Wayne Harris

Personal information
- Born: c. 1948 Vancouver, British Columbia, Canada
- Occupation: Jockey

Horse racing career
- Sport: Horse racing
- Career wins: not found

Major racing wins
- Nassau Stakes (1964) Seagram Cup Handicap (1964) Eclipse Stakes (1965, 1966) Nettie Handicap (1965) Marine Stakes (1965) Princess Elizabeth Stakes (1965) Queenston Stakes (1965) Wonder Where Stakes (1965) Maple Leaf Stakes (1966) Las Flores Handicap (1967) Beverly Hills Handicap (1968) Inglewood Handicap (1968) Santa Paula Stakes (1968) Vanity Handicap (1968, 1970) Arlington Matron Stakes (1969) Santa Monica Handicap (1969) San Bernardino Handicap (1970) Balboa Stakes (1973) Chula Vista Handicap (1975) Canadian Classic Race wins: Queen's Plate (1968)

Significant horses
- Ancient Title, Gamely, Merger, Triple Bend

= Wayne Harris (Canadian jockey) =

Canadian jockey

Wayne Harris (born c. 1948) is a retired Canadian jockey in Thoroughbred horse racing who competed in Canada and the United States and who is best known for winning Canada's most prestigious race, the 1968 Queen's Plate.

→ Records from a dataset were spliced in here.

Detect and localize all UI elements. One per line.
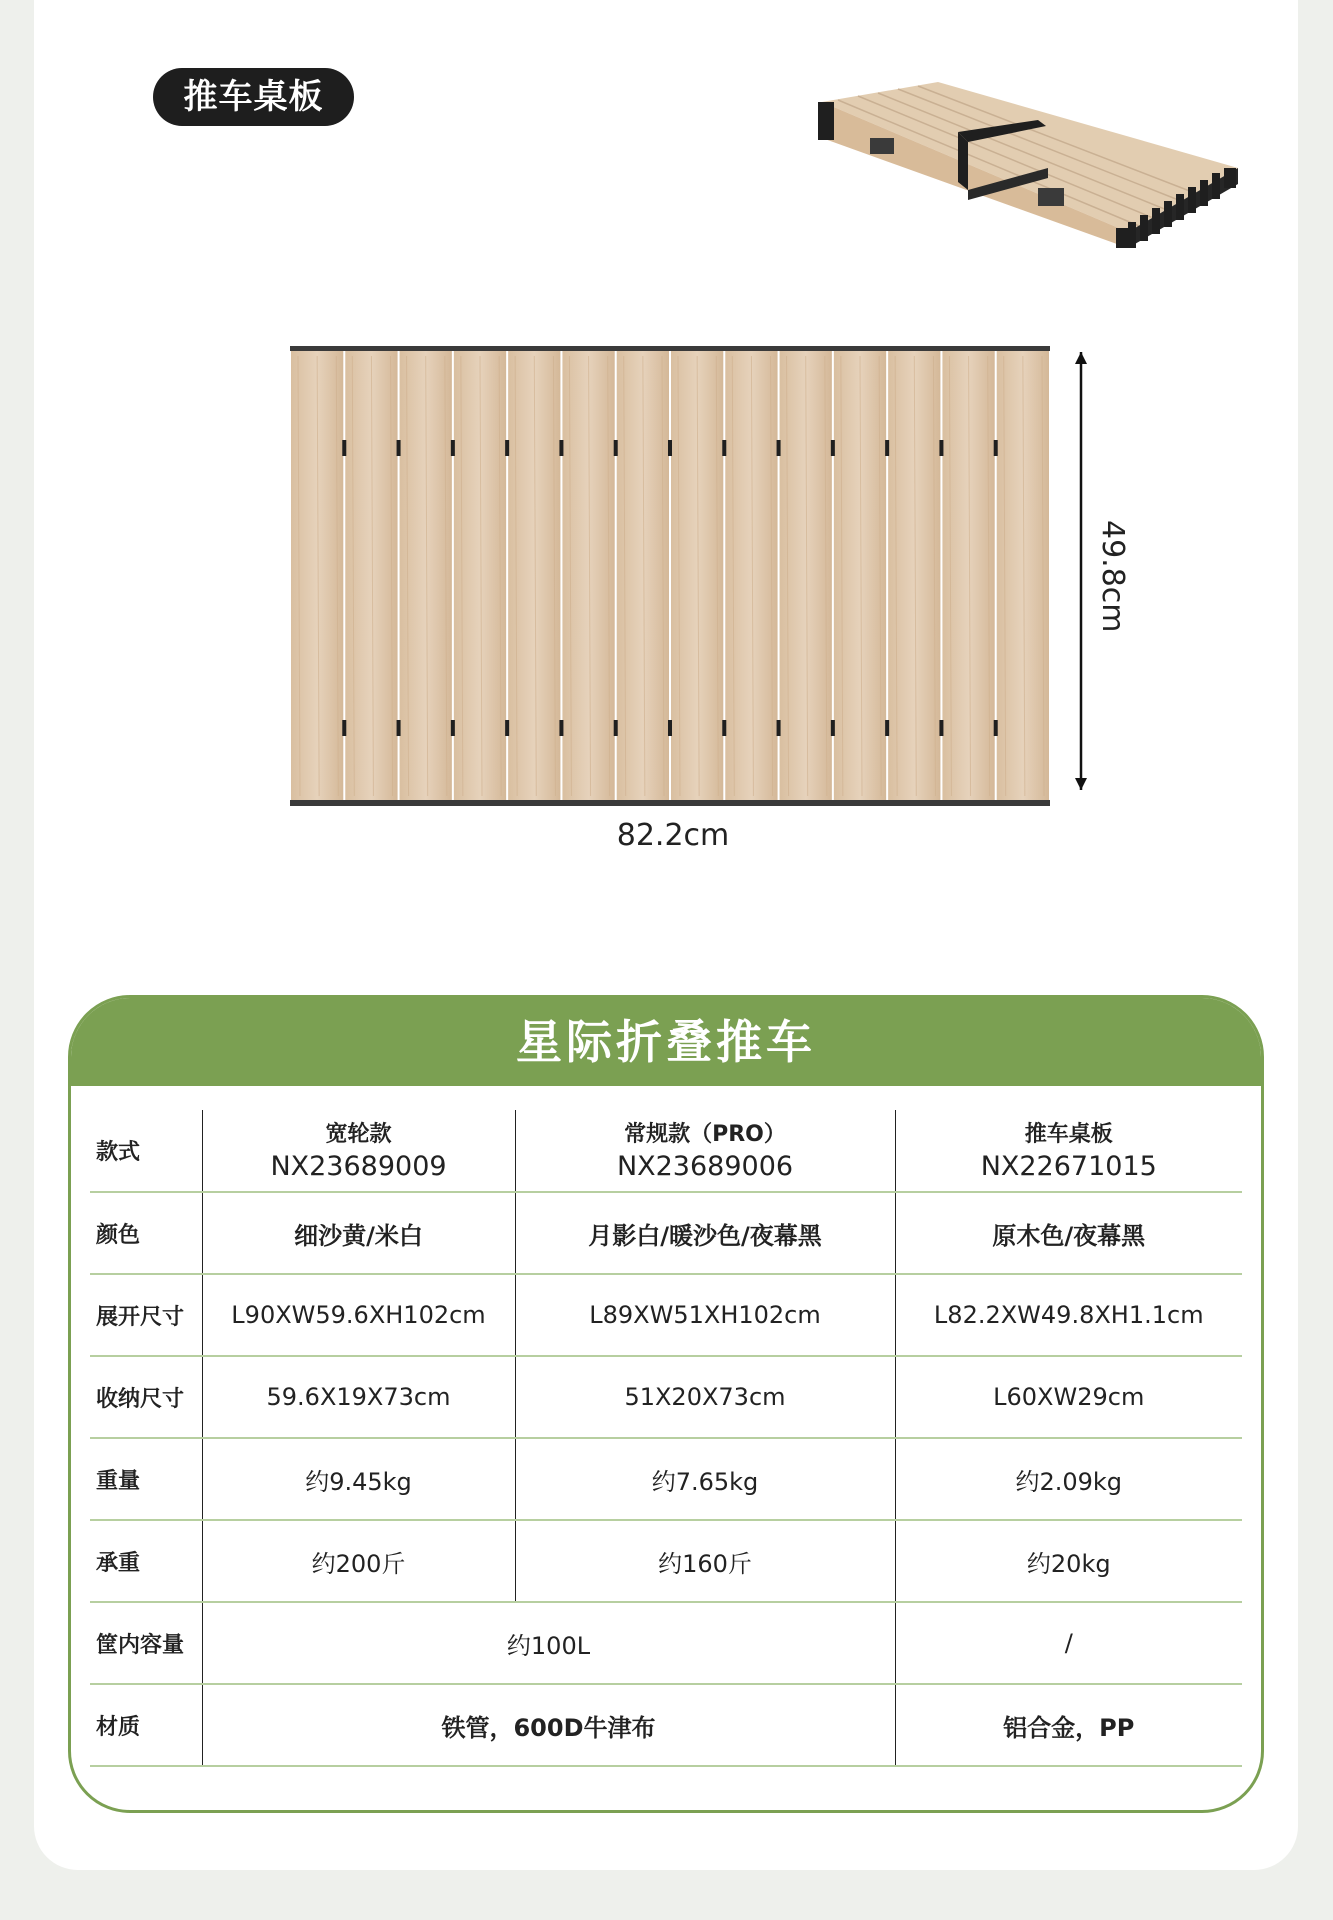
table-row	[90, 1520, 1242, 1602]
table-row	[90, 1602, 1242, 1684]
table-row	[90, 1192, 1242, 1274]
table-row	[90, 1274, 1242, 1356]
table-cell: 约160斤	[515, 1520, 895, 1602]
table-cell: 月影白/暖沙色/夜幕黑	[515, 1192, 895, 1274]
folded-board-image	[818, 72, 1238, 252]
row-label: 款式	[90, 1110, 202, 1192]
row-label: 颜色	[90, 1192, 202, 1274]
table-cell: 约20kg	[895, 1520, 1242, 1602]
product-badge: 推车桌板	[153, 68, 354, 126]
table-cell: L60XW29cm	[895, 1356, 1242, 1438]
row-label: 材质	[90, 1684, 202, 1766]
table-cell: 细沙黄/米白	[202, 1192, 515, 1274]
table-row	[90, 1110, 1242, 1192]
table-cell: L89XW51XH102cm	[515, 1274, 895, 1356]
table-cell: /	[895, 1602, 1242, 1684]
spec-table-panel	[68, 995, 1264, 1813]
table-cell: 宽轮款 NX23689009	[202, 1110, 515, 1192]
table-cell: 约7.65kg	[515, 1438, 895, 1520]
row-label: 展开尺寸	[90, 1274, 202, 1356]
table-cell: 铝合金，PP	[895, 1684, 1242, 1766]
table-cell: 常规款（PRO） NX23689006	[515, 1110, 895, 1192]
table-cell: 51X20X73cm	[515, 1356, 895, 1438]
table-cell: L82.2XW49.8XH1.1cm	[895, 1274, 1242, 1356]
table-cell: 原木色/夜幕黑	[895, 1192, 1242, 1274]
table-cell: 约9.45kg	[202, 1438, 515, 1520]
table-cell: L90XW59.6XH102cm	[202, 1274, 515, 1356]
table-cell: 约2.09kg	[895, 1438, 1242, 1520]
table-cell: 约100L	[202, 1602, 895, 1684]
table-cell: 铁管，600D牛津布	[202, 1684, 895, 1766]
table-cell: 59.6X19X73cm	[202, 1356, 515, 1438]
spec-table	[90, 1110, 1242, 1767]
table-cell: 约200斤	[202, 1520, 515, 1602]
row-label: 筐内容量	[90, 1602, 202, 1684]
width-dimension: 82.2cm	[616, 818, 730, 853]
row-label: 收纳尺寸	[90, 1356, 202, 1438]
table-row	[90, 1684, 1242, 1766]
table-cell: 推车桌板 NX22671015	[895, 1110, 1242, 1192]
spec-table-title: 星际折叠推车	[71, 998, 1261, 1086]
table-row	[90, 1438, 1242, 1520]
table-row	[90, 1356, 1242, 1438]
row-label: 承重	[90, 1520, 202, 1602]
board-top-view-image	[280, 340, 1100, 820]
row-label: 重量	[90, 1438, 202, 1520]
height-dimension: 49.8cm	[1095, 520, 1130, 633]
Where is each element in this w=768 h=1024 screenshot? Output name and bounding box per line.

A top jockey at Woodbine Racetrack and Greenwood Raceway in Toronto, in 1967 Harris relocated to race at tracks in California. At age twenty, he returned to Woodine for the 1968 running of the Queen's Plate where he rode Merger for Western Canadian businessmen, Max Bell and Frank McMahon.

Harris won a number of Graded stakes races in the United States and notably rode William H. Perry's U.S. Racing Hall of Fame filly Gamely to victory in the 1968 Vanity Handicap and the 1969 Santa Monica Handicap.